En medio de la celebración, se me acercó ella, la niña que siempre ocupaba el primer puesto en el cuadro de honor, la que izaba bandera por excelencia académica todos los años, la que siempre estaba perfectamente peinada y tenía sus cuadernos en orden. Debo aclarar que mi nombre nunca apareció en los primeros puestos del cuadro de honor, y que las pocas veces que icé bandera lo hice por recitar poesías, hacer bailes o cantar, y que mi maravillosa profesora, de ojos verdes de quinto de primaria, fue quien me peinó muchas veces en las mañanas. Así y todo, la única distancia que había entre las dos solo existía en el cuadro de honor.
Ese día ella mencionó claramente que yo no había ganado el concurso por ser bonita, si no por que yo era “buena gente”. Recuerdo que su comentario me confundió; ¿Acaso era un concurso de simpatía y yo no lo sabía? ¿Debía agradecer sus palabras o enojarme? Aún me da risa pensar en este momento, pero la realidad es que después de un tiempo su mensaje me llegó directo al corazón. Entendí que ese día gané por el cariño de la gente, y que ese momento de alegría se había construido gracias a ellas y con ellas; que tener esa corona de cartulina con escarcha morada en mi cabeza era un reconocimiento a la belleza interior que todos tenemos.

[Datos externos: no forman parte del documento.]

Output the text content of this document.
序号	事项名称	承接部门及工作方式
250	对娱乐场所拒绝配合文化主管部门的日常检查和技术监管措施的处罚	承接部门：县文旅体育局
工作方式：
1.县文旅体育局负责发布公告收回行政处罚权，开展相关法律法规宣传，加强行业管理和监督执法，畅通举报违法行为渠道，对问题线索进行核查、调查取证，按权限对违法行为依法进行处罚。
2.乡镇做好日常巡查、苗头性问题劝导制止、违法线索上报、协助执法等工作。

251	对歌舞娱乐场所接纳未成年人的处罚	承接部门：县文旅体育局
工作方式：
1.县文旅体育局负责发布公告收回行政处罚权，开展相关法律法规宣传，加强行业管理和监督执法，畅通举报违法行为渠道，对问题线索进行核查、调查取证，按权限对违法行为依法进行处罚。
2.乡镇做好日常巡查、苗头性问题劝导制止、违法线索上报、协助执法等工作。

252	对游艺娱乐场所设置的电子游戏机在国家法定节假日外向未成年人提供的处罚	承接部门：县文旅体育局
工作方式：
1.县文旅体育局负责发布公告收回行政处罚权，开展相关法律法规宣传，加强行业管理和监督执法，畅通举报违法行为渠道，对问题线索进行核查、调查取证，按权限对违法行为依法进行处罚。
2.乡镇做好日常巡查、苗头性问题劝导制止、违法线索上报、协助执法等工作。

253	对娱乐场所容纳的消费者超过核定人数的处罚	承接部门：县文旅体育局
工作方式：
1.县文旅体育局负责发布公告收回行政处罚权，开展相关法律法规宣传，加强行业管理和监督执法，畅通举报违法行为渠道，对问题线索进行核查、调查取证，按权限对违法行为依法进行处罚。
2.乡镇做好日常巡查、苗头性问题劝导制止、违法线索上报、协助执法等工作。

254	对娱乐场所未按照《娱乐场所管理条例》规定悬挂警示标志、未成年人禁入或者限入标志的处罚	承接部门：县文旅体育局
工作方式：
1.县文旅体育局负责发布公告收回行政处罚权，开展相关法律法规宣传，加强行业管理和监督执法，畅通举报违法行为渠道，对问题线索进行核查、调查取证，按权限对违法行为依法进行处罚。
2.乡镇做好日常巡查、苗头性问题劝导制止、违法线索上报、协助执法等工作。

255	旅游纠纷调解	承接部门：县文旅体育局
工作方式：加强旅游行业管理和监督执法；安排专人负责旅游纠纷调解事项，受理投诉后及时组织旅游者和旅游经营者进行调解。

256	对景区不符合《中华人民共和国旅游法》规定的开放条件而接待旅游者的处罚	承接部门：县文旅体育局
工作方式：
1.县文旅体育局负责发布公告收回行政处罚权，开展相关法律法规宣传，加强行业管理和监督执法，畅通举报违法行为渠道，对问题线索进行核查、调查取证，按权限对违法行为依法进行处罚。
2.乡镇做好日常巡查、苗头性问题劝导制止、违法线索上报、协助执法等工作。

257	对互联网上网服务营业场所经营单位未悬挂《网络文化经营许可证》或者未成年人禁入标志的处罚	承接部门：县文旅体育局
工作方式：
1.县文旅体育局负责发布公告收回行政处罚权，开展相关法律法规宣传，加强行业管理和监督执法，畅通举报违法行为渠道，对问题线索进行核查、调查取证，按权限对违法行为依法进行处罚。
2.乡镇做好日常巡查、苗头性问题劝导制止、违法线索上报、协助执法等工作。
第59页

Con el tiempo agradecí y sigo agradeciendo ese comentario. Ella, sin saberlo, ese día me enseñó algo muy valioso: que las palabras que decimos pueden calarse en lo más profundo de quien las escucha y sobreviven al tiempo. Palabras que generan alegrías o tristezas, seguridad o desconfianza, empoderan o destruyen, ahí están. Todos las llevamos adentro y automáticamente nuestra memoria las reproduce una y otra vez.
Hoy quiero que sepas que siempre tendremos la posibilidad de resignificar nuestras experiencias, de hacer las paces con las palabras y memorias que nos han perturbado. Estoy segura de que al crítico voraz y al genio de Aladino que todos llevamos dentro les gusta alimentarse de esos comentarios del pasado. Así es, todos tenemos ese crítico despiadado que no nos permite dar pasos con firmeza en el mundo, pero también tenemos ese genio de la lámpara mágica que, con tan solo recordar las coronas de cartulina con escarcha morada, despierta de su sueño profundo para llevarnos a volar y descubrir lugares que nunca hubiéramos imaginado.